Assuming the various compounds ionized similarly, we used the fraction of total ion abundance to estimate the concentration of bromohydrin sulfonate DBPs as a function of the 50-ppm “standard” olefin sulfonate concentration. From the contribution of Br⁻, we estimated that they constituted approximately 10% of the quantified total organic bromine (TOBr) in the chlor(am)inated gas extraction wastewaters. Nothing is known about the toxicity of these newly identified sulfonate DBPs, and it is unclear whether their formation contributed significantly to the observed increase in toxicity with disinfection.
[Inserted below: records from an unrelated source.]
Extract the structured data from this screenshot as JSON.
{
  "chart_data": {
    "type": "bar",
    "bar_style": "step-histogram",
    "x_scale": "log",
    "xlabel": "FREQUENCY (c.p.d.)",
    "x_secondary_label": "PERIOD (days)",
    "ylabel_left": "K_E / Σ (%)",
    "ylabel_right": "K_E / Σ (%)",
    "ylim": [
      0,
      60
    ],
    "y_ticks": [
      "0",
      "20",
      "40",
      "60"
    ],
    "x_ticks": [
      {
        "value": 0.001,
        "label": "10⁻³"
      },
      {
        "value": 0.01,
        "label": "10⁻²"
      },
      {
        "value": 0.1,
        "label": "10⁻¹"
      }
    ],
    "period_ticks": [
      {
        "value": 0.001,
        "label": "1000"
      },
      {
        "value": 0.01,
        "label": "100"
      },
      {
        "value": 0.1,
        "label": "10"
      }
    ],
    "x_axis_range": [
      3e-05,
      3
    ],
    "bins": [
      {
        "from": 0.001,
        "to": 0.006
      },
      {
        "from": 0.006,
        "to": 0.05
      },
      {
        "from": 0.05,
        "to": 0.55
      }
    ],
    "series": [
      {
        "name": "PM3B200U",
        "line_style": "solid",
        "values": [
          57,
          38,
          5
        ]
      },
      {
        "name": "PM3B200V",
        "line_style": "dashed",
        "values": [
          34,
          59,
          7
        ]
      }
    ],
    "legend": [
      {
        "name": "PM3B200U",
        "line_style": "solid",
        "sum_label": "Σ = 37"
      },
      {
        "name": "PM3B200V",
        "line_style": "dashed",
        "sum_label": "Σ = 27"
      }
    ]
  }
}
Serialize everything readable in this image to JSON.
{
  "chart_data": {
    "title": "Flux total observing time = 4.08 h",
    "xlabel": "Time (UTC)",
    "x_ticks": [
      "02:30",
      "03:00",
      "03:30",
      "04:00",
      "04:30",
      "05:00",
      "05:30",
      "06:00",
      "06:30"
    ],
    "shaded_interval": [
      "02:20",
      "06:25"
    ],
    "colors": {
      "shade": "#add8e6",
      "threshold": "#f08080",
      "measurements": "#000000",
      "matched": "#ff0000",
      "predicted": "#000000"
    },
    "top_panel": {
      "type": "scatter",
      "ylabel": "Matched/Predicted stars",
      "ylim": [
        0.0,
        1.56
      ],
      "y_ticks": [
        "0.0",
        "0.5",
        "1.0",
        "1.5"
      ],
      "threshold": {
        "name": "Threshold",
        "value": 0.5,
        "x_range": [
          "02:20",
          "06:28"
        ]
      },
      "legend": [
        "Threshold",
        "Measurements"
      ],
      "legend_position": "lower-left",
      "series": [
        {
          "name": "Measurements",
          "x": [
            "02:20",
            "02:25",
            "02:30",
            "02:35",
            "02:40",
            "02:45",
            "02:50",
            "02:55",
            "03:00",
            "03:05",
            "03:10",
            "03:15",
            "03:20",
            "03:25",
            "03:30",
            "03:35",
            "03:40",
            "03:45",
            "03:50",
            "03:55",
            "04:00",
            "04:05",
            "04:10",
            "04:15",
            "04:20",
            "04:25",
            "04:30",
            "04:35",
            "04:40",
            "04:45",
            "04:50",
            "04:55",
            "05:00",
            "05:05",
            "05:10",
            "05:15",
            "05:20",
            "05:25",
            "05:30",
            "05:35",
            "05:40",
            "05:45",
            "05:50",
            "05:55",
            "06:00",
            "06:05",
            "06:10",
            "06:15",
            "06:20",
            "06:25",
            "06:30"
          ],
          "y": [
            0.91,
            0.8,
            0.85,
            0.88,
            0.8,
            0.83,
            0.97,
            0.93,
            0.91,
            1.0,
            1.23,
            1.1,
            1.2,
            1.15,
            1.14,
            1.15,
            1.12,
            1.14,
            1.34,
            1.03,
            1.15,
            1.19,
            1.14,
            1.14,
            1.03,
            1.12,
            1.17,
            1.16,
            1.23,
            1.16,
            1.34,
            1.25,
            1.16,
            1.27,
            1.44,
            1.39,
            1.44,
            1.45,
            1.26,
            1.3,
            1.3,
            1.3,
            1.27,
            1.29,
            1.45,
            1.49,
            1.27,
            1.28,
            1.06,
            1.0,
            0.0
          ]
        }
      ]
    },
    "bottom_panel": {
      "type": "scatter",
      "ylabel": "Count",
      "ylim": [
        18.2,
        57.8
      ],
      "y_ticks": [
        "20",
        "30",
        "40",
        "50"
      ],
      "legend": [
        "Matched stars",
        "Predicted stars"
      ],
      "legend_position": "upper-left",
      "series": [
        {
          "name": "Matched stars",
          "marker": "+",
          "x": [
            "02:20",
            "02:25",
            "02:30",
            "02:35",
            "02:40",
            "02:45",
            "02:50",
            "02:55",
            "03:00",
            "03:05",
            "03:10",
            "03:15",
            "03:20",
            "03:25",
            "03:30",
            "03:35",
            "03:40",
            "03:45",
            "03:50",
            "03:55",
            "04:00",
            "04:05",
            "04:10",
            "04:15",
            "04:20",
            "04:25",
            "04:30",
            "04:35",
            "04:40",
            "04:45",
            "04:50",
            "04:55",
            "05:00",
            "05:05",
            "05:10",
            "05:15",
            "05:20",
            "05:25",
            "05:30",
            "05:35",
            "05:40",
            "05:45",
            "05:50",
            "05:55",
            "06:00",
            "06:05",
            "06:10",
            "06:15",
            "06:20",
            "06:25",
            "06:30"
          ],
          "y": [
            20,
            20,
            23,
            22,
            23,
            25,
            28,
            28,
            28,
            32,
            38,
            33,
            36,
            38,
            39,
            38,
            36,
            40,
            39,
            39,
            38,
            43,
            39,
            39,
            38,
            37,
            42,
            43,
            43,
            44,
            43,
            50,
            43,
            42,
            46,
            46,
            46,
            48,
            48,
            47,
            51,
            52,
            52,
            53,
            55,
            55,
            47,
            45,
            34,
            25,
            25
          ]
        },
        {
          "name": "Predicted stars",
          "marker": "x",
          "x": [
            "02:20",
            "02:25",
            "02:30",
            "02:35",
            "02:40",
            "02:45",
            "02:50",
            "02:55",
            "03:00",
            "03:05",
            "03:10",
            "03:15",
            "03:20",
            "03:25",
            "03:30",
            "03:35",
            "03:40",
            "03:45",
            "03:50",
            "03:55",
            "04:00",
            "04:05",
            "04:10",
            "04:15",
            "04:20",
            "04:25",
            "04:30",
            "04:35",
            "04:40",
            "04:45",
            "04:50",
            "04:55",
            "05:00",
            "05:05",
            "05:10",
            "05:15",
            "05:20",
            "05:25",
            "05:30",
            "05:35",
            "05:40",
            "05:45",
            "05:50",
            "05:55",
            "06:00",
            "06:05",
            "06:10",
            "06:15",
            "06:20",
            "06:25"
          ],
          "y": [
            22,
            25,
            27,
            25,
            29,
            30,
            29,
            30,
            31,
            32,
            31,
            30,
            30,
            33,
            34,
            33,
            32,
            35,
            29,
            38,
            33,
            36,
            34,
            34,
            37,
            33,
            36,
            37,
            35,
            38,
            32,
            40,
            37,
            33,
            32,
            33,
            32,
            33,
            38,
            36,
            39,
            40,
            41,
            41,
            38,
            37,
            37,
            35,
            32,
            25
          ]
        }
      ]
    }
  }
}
It is possible that the observed toxicity could be due to the formation of other DBPs not identified in this study.

Further Environmental Implications

The surfactants discussed here are utilized by far more industries, e.g., personal care products and detergents, than just oil and gas extraction, meaning that these organic DBP precursors could enter drinking water sources through a variety of wastewater introduction pathways, including municipal wastewater,^41,42,44,78 and advanced oxidative treatment of wastewaters may generate toxic byproducts.⁷⁹ It may be important to continue to study these surfactants, especially how they degrade/transform in natural waters during drinking water treatment. Although it is possible that these surfactants could biodegrade^44,68,80 or be outcompeted by NOM to form DBPs in natural waters, it is also likely that their high concentrations could result in the formation of the newly identified DBPs reported here. Given the impact of bromide and iodide levels on the speciation of DBPs, and that OGW-impacted waters exhibit the combination of uniquely high halide levels and high surfactant loads, the ultimate toxicological impact of these DBPs for impacted water sources should be a subject of future study. Unfortunately, no standards were available for identity-confirmation of the DBPs reported in this study. If standards were synthesized or commercially available, then individual DBPs could be further assessed for toxicity and formation potential.